ORLANDO--“Interoperability is always on our mind but never completely within our grasp,” said James R. Younkin, director of IT for Geisinger Health System at the Healthcare Information and Management Systems Society's pre-conference Interoperability Symposium.

In 2007, Geisinger launched its regional health information exchange (HIE), Keystone HIE, which encompasses 38 organizations.

Three years later, it expanded its HIE when launching the Keystone Beacon Community, which entailed four hospitals, five nursing homes, five home health agencies and clinicians from five counties in central Pennsylvania joining the system’s advanced medical home program. Goals of the Beacon included reducing readmissions for patients with chronic heart failure and chronic obstructive pulmonary disease, and improving patient and client satisfaction.

The HIE provides much value, Younkin said. It offers a full line of services, including publishing and viewing records, notifications and Direct messaging. Also, a patient can view their health data through the HIE’s portal, as opposed to utilizing multiple portals at individual practices and hospitals to find their data.

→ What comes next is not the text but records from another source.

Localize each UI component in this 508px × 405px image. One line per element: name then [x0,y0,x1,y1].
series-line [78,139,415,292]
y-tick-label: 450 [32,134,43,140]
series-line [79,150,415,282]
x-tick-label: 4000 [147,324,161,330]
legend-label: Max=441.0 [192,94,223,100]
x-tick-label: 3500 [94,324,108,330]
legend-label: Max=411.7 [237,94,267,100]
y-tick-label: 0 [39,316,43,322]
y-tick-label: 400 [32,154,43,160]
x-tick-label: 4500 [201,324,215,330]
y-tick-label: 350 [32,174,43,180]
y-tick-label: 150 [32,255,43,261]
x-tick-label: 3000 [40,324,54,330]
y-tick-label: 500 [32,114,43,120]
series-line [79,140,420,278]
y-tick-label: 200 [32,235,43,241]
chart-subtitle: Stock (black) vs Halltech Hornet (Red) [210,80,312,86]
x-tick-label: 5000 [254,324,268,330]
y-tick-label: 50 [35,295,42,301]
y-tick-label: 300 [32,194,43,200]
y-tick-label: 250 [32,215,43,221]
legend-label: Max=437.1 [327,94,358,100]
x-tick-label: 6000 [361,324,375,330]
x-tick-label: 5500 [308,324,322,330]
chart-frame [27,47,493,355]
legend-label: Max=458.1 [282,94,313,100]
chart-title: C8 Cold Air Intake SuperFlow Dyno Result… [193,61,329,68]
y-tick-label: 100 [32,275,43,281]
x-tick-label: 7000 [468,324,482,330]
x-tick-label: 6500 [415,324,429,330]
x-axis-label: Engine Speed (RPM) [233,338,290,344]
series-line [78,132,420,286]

“Instead of patients logging onto one portal at a hospital, or another for a physician practice, they access data all aggregated under one single roof,” he said.

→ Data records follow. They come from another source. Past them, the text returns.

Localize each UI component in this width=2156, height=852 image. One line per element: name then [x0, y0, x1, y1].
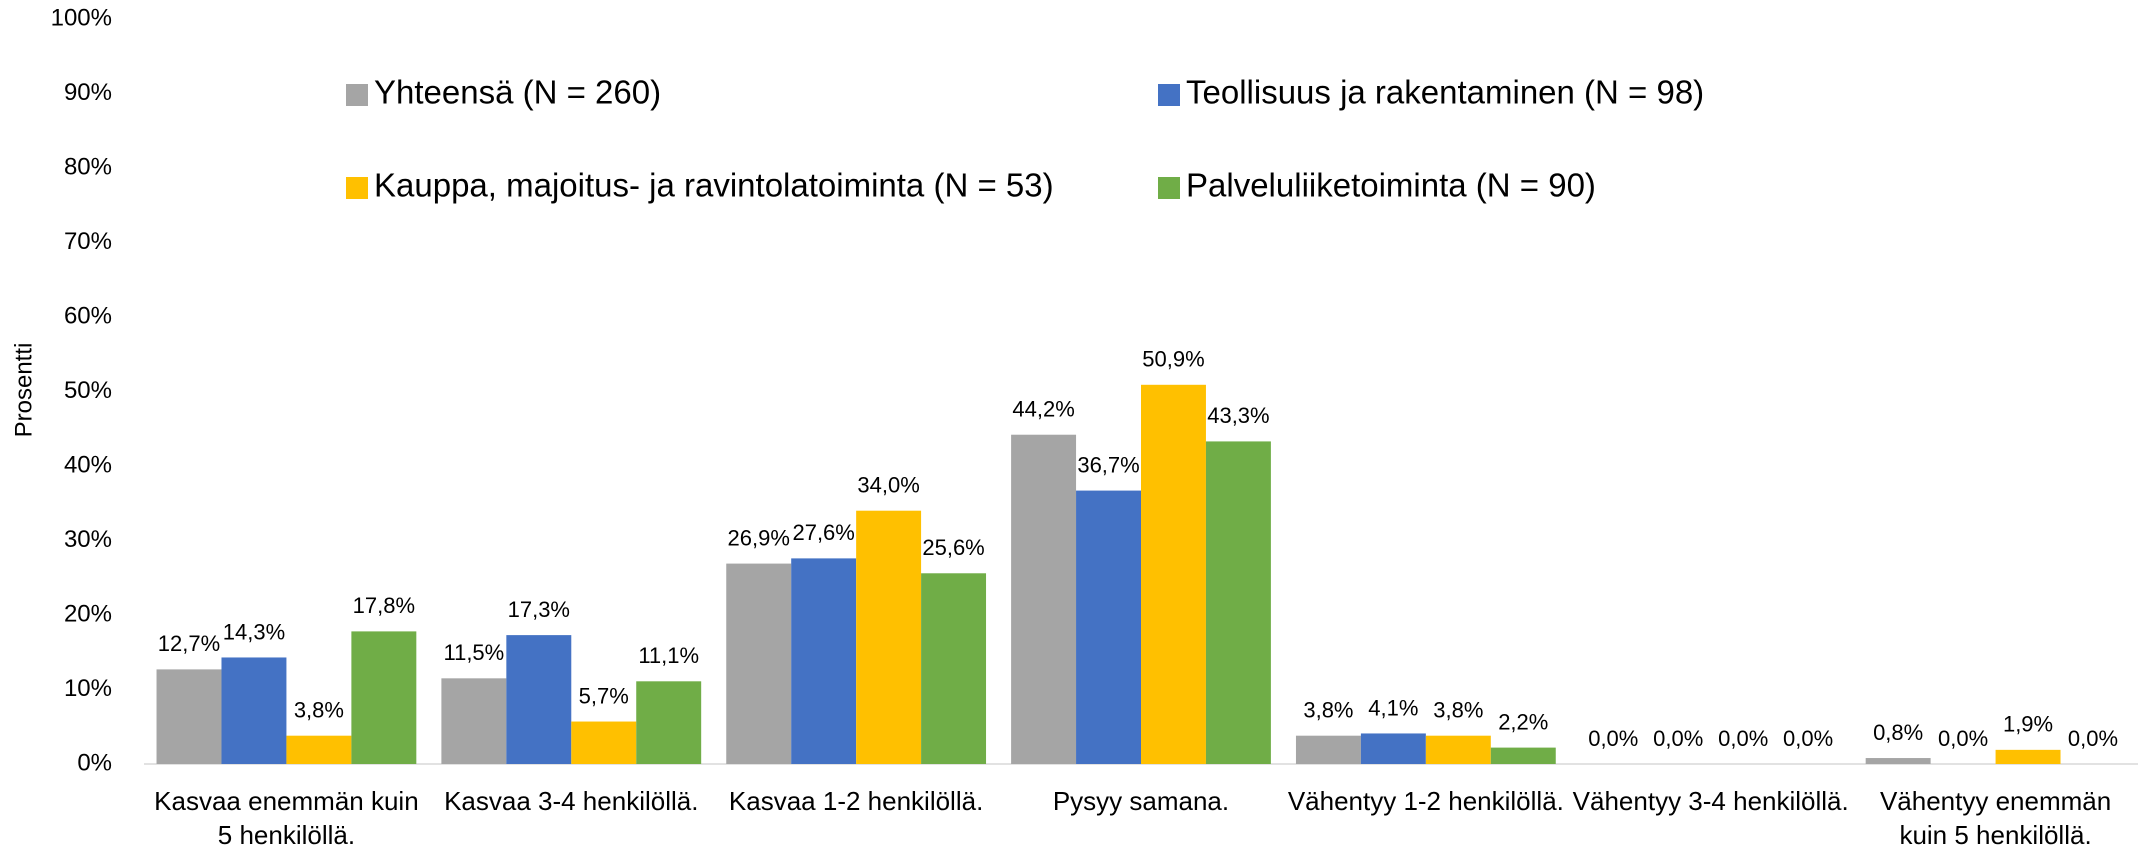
y-tick-label: 0% — [77, 749, 112, 776]
bar — [856, 510, 922, 764]
data-label: 4,1% — [1368, 695, 1418, 720]
bar — [351, 631, 417, 764]
data-label: 12,7% — [158, 631, 220, 656]
bar — [1011, 434, 1077, 764]
data-label: 1,9% — [2003, 712, 2053, 737]
data-label: 25,6% — [922, 535, 984, 560]
y-tick-label: 80% — [64, 153, 112, 180]
y-tick-label: 100% — [51, 4, 112, 31]
data-label: 17,8% — [353, 593, 415, 618]
bar — [1360, 733, 1426, 764]
bar — [441, 678, 507, 764]
bar — [921, 573, 987, 764]
data-label: 14,3% — [223, 619, 285, 644]
data-label: 43,3% — [1207, 403, 1269, 428]
data-label: 44,2% — [1012, 397, 1074, 422]
data-label: 0,0% — [1783, 726, 1833, 751]
bar — [1425, 735, 1491, 764]
y-tick-label: 30% — [64, 526, 112, 553]
x-tick-label: Kasvaa enemmän kuin 5 henkilöllä. — [154, 786, 419, 850]
data-label: 0,0% — [1938, 726, 1988, 751]
data-label: 50,9% — [1142, 347, 1204, 372]
data-label: 36,7% — [1077, 452, 1139, 477]
bar — [1295, 735, 1361, 764]
bar — [1490, 747, 1556, 764]
legend-swatch — [346, 177, 368, 199]
data-label: 2,2% — [1498, 709, 1548, 734]
bar — [791, 558, 857, 764]
bar — [726, 563, 792, 764]
y-tick-label: 50% — [64, 377, 112, 404]
legend-label: Kauppa, majoitus- ja ravintolatoiminta (… — [374, 167, 1054, 204]
data-label: 0,0% — [1718, 726, 1768, 751]
bar — [156, 669, 222, 764]
x-tick-label: Vähentyy enemmän kuin 5 henkilöllä. — [1879, 786, 2112, 850]
data-label: 3,8% — [294, 698, 344, 723]
y-tick-label: 60% — [64, 302, 112, 329]
data-label: 34,0% — [857, 473, 919, 498]
legend-label: Teollisuus ja rakentaminen (N = 98) — [1186, 74, 1704, 111]
bar — [571, 721, 637, 764]
data-label: 0,0% — [1588, 726, 1638, 751]
bar — [1076, 490, 1141, 764]
x-tick-label: Vähentyy 3-4 henkilöllä. — [1572, 786, 1849, 816]
x-tick-label: Vähentyy 1-2 henkilöllä. — [1287, 786, 1564, 816]
legend-label: Palveluliiketoiminta (N = 90) — [1186, 167, 1596, 204]
y-tick-label: 70% — [64, 228, 112, 255]
data-label: 0,8% — [1873, 720, 1923, 745]
bar — [636, 681, 702, 764]
y-tick-label: 20% — [64, 600, 112, 627]
data-label: 26,9% — [728, 525, 790, 550]
x-tick-label: Pysyy samana. — [1052, 786, 1230, 816]
bar — [506, 635, 572, 764]
bar — [1141, 384, 1206, 764]
legend-swatch — [1158, 84, 1180, 106]
legend-swatch — [1158, 177, 1180, 199]
y-tick-label: 90% — [64, 79, 112, 106]
y-tick-label: 10% — [64, 675, 112, 702]
bar — [1865, 758, 1931, 764]
x-tick-label: Kasvaa 3-4 henkilöllä. — [444, 786, 699, 816]
data-label: 0,0% — [2068, 726, 2118, 751]
data-label: 3,8% — [1303, 698, 1353, 723]
data-label: 11,5% — [443, 640, 504, 665]
data-label: 3,8% — [1433, 698, 1483, 723]
y-tick-label: 40% — [64, 451, 112, 478]
data-label: 0,0% — [1653, 726, 1703, 751]
data-label: 11,1% — [638, 643, 699, 668]
legend-label: Yhteensä (N = 260) — [374, 74, 661, 111]
x-tick-label: Kasvaa 1-2 henkilöllä. — [728, 786, 984, 816]
data-label: 5,7% — [579, 683, 629, 708]
data-label: 27,6% — [792, 520, 854, 545]
bar — [221, 657, 287, 764]
bar — [1205, 441, 1271, 764]
y-axis-title: Prosentti — [10, 343, 37, 438]
bar — [286, 735, 352, 764]
bar — [1995, 749, 2061, 764]
legend-swatch — [346, 84, 368, 106]
data-label: 17,3% — [508, 597, 570, 622]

Additional benefits include easier physician access to data and the fact that patient access counts toward meeting Meaningful Use requirements.

However, challenges hindered the flow of data, including problems with consent management, authentication of patients and differing rules among states regarding protected health information.

HIEs can be difficult because of states’ jurisdiction over consent and protected information. Younkin said no solution has come forward to harmonize consent processes, saying that he would support a centralized place where a patient can register and consent to have their data available in every state. “I don’t know how we can get to that point. There is a lot of work to do there.”

Exchange also suffered as providers would submit patient data to the HIE in a discrete data format, which would come in as a document, and not integrate into the system. “It’s an area we have to see improvement in to really show value to clinicians who don’t want to go to the portal to view information. They want it within the workflow.”

Interoperability is more than just exchange of data, said Walter Suarez, MD, PhD, executive director opf health IT strategy and policy for Kaiser Permanente. KP runs an exchange platform serving seven regions and contains a single connection point for external organizations.

“As we move into health information exchange, we are not just talking exchange between systems, but other elements that are required like identity management, secure authentication, access control and other elements that allow systems to interoperate,” said Suarez. He noted challenges at the legal and policy level, and the policies and legal frameworks that vary between states.

Like Younkin, Suarez said the key gaps in HIE effectiveness include patient identity matching, consent engagement and the overlapping regulatory frameworks.

However, “technology is beginning to help manage the differences," he said. "I think technology will help policy makers see options they didn’t see before.”